Scese le scale, oltrepassò i bagni e percorse un corridoio parallelo al campo d'allenamento centrale. Le guardie le scoccarono appena uno sguardo, prima di tornare a parlare tra di loro. Erano di meno rispetto a quelle che stazionavano sugli altri piani e, quando sbirciò nella fessura tra l'uscio e la porta lasciata socchiusa, Nemeria capì il perché.
Vide una camerata con una trentina di letti, divisi solo da alcuni bassi e sparuti comodini. La luce proveniva per lo più dalle lanterne che penzolavano dal soffitto, delle bocce di vetro opaco simili a bolle di ghiaccio sporco che faticavano a scacciare le ombre più vicine. L'unico accesso sul mondo esterno era una finestra incassata nel muro che aggettava sulla strada, così piccola da dare l'impressione di osservare un quadro in miniatura.
Nemeria compì un paio di passi all'interno e tastò con mano il letto più vicino. Il materasso era duro e bitorzoluto, molto più scomodo di quelli dove dormivano lei e Noriko, e il cuscino era sottile e svuotato, con le piume che fuoriuscivano in ispidi ciuffetti dai buchi nella federa.

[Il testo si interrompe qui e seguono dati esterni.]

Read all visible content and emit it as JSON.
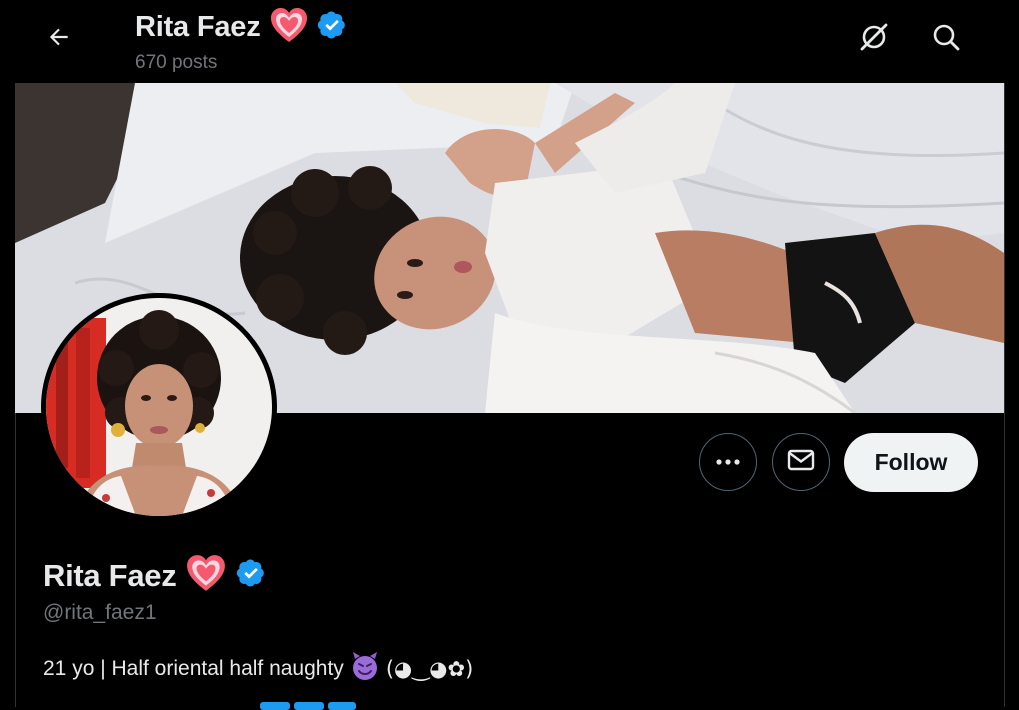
{
  "header": {
    "name": "Rita Faez",
    "posts_count": "670 posts",
    "back_icon": "arrow-left-icon",
    "grok_icon": "grok-icon",
    "search_icon": "search-icon"
  },
  "profile": {
    "display_name": "Rita Faez",
    "handle": "@rita_faez1",
    "bio_text": "21 yo | Half oriental half naughty",
    "bio_kaomoji": "(◕‿◕✿)",
    "name_emoji": "heart-icon",
    "verified_icon": "verified-badge-icon",
    "bio_emoji": "smiling-devil-icon"
  },
  "actions": {
    "more_icon": "more-dots-icon",
    "message_icon": "mail-icon",
    "follow_label": "Follow"
  },
  "colors": {
    "background": "#000000",
    "text_primary": "#e7e9ea",
    "text_secondary": "#71767b",
    "verified": "#1d9bf0",
    "heart": "#f4596e",
    "follow_bg": "#eff3f4"
  }
}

"La stanza della servitù, immagino."
Si sedette sul bordo, con i gomiti appoggiati sulle ginocchia. Il fresco le snebbiò la mente e placò un po' la sua inquietudine.
Aprì la mano e attinse al potere di Agni. Ormai le veniva naturale come respirare. Tuttavia, la semplicità con cui la fiammella si accese la sorprese. Il collare restava sempre un impedimento, un blocco seppur minimo a una discesa altrimenti semplice, ma non era più un peso. Era una corda, una stupida corda che la tratteneva con uno strattone quando provava ad attingere troppo in fretta o pretendeva troppo potere.
Mosse le dita e plasmò la fiamma nelle sembianze di un coniglio in corsa, poi di un cerbiatto e, infine, di un piccolo caracal che si rotolava sul palmo.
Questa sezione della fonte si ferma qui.